The Proclamation of 1625 by James II, made it official policy that all Irish political prisoners be transported to the West Indies and sold to English planters. People brought to the colonies as a result of James II proclamation were slaves.

Once they arrived…

“Upon arrival, they were advertised for sale, inspected, and taken away in chains by new masters.”

In addition, around 300,000 indentured servants were brought to America, this is the group, you are referring to in your response and many were Irish or Scots. Indentured servants served on average a 4–7 year term. As a result of Bacon’s rebellion the whole practice ended.

I did differentiate between white slaves and indentured servants in my response, but we are off on tangent.

The issue was whether slavery “built” America… it did not…

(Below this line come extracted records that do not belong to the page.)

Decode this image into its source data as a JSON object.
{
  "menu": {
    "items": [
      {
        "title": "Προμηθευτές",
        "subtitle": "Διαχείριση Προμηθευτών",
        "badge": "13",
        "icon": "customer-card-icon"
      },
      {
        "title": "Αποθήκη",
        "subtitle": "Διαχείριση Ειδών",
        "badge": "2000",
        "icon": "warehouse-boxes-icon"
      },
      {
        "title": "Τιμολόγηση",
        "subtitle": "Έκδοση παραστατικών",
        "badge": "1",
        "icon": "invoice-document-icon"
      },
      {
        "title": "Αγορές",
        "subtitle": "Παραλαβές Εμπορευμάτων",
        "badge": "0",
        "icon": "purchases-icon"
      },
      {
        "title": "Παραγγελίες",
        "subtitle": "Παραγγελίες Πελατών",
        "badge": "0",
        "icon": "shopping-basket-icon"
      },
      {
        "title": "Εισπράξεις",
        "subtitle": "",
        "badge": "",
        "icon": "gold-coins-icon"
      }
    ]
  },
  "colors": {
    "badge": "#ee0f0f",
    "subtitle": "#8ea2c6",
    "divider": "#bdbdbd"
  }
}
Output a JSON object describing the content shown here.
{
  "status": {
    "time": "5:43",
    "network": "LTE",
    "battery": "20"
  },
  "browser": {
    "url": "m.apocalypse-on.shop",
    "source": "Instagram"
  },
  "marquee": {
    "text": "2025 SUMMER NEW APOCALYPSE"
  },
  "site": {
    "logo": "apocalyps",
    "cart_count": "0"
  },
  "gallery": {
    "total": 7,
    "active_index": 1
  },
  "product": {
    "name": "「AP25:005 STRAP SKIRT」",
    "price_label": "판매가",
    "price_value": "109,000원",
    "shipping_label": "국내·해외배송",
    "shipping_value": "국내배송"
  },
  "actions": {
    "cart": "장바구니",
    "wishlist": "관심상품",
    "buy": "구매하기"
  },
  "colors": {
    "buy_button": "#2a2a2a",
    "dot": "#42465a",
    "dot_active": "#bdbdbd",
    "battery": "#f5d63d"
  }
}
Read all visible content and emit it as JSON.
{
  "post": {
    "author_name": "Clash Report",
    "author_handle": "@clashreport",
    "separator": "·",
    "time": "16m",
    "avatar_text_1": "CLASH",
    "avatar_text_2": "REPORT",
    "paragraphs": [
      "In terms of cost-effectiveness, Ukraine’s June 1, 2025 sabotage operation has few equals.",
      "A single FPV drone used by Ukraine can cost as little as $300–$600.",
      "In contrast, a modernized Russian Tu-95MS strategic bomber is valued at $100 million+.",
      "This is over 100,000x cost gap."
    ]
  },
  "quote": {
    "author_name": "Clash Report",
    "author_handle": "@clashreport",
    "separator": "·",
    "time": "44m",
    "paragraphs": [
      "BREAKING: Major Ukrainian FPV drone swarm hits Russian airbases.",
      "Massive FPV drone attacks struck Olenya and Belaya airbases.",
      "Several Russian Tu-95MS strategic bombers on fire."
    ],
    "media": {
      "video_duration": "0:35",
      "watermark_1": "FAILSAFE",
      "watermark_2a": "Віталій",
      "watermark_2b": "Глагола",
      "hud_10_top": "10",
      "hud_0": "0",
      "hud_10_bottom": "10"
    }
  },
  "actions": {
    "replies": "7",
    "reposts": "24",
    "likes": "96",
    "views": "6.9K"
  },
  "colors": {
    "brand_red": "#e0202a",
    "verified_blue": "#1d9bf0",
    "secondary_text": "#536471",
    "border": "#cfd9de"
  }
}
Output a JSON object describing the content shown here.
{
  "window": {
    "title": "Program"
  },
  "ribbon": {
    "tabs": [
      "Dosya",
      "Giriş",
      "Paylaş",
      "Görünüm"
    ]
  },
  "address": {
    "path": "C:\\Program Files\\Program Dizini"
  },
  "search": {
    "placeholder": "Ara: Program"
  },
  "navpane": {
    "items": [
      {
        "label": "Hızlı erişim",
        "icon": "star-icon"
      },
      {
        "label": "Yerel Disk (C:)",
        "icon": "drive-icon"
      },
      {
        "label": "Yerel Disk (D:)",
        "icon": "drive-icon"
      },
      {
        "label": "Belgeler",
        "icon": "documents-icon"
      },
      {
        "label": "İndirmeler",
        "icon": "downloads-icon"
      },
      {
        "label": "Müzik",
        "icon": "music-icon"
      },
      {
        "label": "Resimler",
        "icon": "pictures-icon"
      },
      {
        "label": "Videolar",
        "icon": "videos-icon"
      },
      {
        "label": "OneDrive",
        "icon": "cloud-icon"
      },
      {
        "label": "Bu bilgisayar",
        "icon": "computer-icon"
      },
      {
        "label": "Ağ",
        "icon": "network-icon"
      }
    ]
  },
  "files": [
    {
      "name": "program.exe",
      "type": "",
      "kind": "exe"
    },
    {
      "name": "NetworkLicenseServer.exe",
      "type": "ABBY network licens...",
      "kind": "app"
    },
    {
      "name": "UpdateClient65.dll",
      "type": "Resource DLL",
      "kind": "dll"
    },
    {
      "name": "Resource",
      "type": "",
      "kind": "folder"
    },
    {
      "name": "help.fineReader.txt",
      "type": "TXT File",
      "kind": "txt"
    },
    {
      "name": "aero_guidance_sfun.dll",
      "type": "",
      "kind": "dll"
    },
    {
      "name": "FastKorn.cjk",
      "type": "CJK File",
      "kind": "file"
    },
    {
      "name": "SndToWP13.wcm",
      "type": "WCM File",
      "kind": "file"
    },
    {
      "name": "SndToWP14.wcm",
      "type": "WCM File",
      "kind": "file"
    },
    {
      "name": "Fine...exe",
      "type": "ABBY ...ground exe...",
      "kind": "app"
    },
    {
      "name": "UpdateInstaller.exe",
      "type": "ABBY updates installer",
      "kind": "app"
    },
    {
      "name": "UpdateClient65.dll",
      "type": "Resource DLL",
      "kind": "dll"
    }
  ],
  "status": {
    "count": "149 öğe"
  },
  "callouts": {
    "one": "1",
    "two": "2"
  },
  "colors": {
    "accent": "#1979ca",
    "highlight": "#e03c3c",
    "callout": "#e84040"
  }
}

The South was never the economic engine of US growth… it was the industrialized north that took full advantage of the natural resources our country offered (coal, iron ore, lumber, etc) combined with both cheap labor and educated labor provided by more than 1 million immigrants annually.

The South largely sat out this industrialized revolution with the exception of a few cities. You might find this article interesting…

The industrial retardation of southern cities, 1860–1880 — ScienceDirect

The impact of the South dependence on slavery is evidenced that between 1850 to 1880, the South went from having 3 states in the top 10 population- wise to 1 state in the top 10 (Tennessee was 9th) by 1880. Furthermore the share of the US population residing in the South dropped even more precipitately… since even after the emancipation of slaves, the South continued to cling to a more agricultural economy with sharecroppers replacing slaves.

And even though sharecropping cause harvests including cotton to increase, an agricultural economy simply cannot keep pace with an industrial one.